O texto cria duas novas modalidades de crime voltadas a punir quem tenta interferir em investigações, processos ou operações contra facções criminosas:
Obstrução de ações contra o crime organizado – prevê punição a quem ordenar, prometer ou oferecer vantagem para que alguém pratique violência ou ameaça contra autoridades, advogados, jurados, testemunhas, peritos ou colaboradores, com o objetivo de impedir, atrapalhar ou retaliar investigações e processos relacionados a organizações criminosas.
Pena: reclusão de 4 a 12 anos, além de multa.
Conspiração para obstrução de ações contra o crime organizado – enquadra quem planejar atos de violência ou ameaça, em conjunto com outras pessoas, mesmo que o plano não seja executado.
Pena: reclusão de 4 a 12 anos, além de multa.
A sanção ocorre em meio à repercussão da megaoperação policial no Rio de Janeiro, que teve como alvo o Comando Vermelho (CV) e resultou em mais de 120 mortes, segundo autoridades estaduais. A nova legislação busca ampliar a capacidade de resposta do Estado em situações como essa, em que facções reagem com violência para tentar impedir ações policiais.
Proteção ampliada
O texto também fortalece a rede de proteção a quem atua no combate ao crime organizado. Passam a ter direito a medidas de segurança juízes, promotores, policiais, militares e até servidores aposentados, bem como seus familiares, quando estiverem sob risco em razão de suas funções.

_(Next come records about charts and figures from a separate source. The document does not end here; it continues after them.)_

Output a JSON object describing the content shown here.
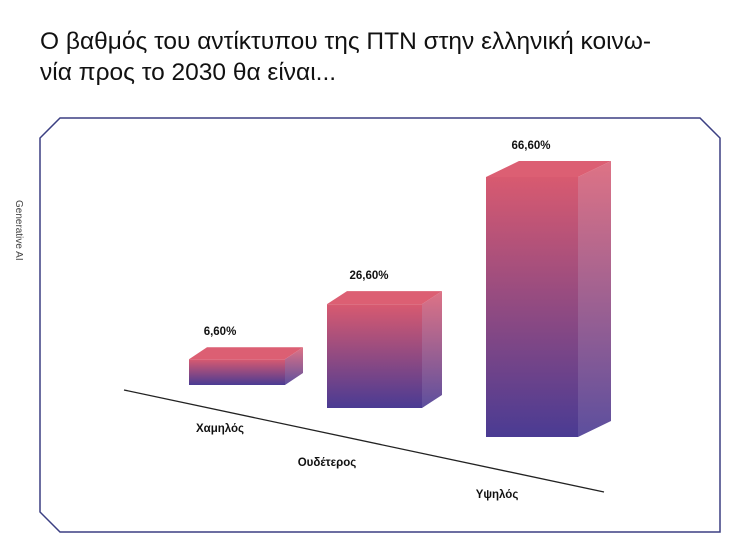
{
  "page": {
    "title_line1": "Ο βαθμός του αντίκτυπου της ΠΤΝ στην ελληνική κοινω-",
    "title_line2": "νία προς το 2030 θα είναι...",
    "side_label": "Generative AI"
  },
  "colors": {
    "panel_border": "#3b3f82",
    "bar_top": "#dc5f73",
    "bar_front_top": "#d85a70",
    "bar_front_bottom": "#4a3b93",
    "baseline": "#222222"
  },
  "chart_data": {
    "type": "bar",
    "categories": [
      "Χαμηλός",
      "Ουδέτερος",
      "Υψηλός"
    ],
    "values": [
      6.6,
      26.6,
      66.6
    ],
    "value_labels": [
      "6,60%",
      "26,60%",
      "66,60%"
    ],
    "unit": "%",
    "ylim": [
      0,
      70
    ],
    "title": "",
    "xlabel": "",
    "ylabel": "",
    "grid": false,
    "legend": "none",
    "style": "3d"
  }
}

Além disso, o projeto modifica o artigo 288 do Código Penal, estendendo a punição por associação criminosa a quem solicitar ou contratar a prática de crimes a membros de facções — fechando brechas legais antes usadas por mandantes que terceirizavam a execução de delitos.
A lei também determina atenção especial a profissionais que atuam em áreas de fronteira, regiões consideradas de maior vulnerabilidade ao tráfico e contrabando internacional.
Especialistas em direito penal avaliam que a nova norma representa um reforço jurídico importante contra o poder das facções e contra a impunidade de seus articuladores.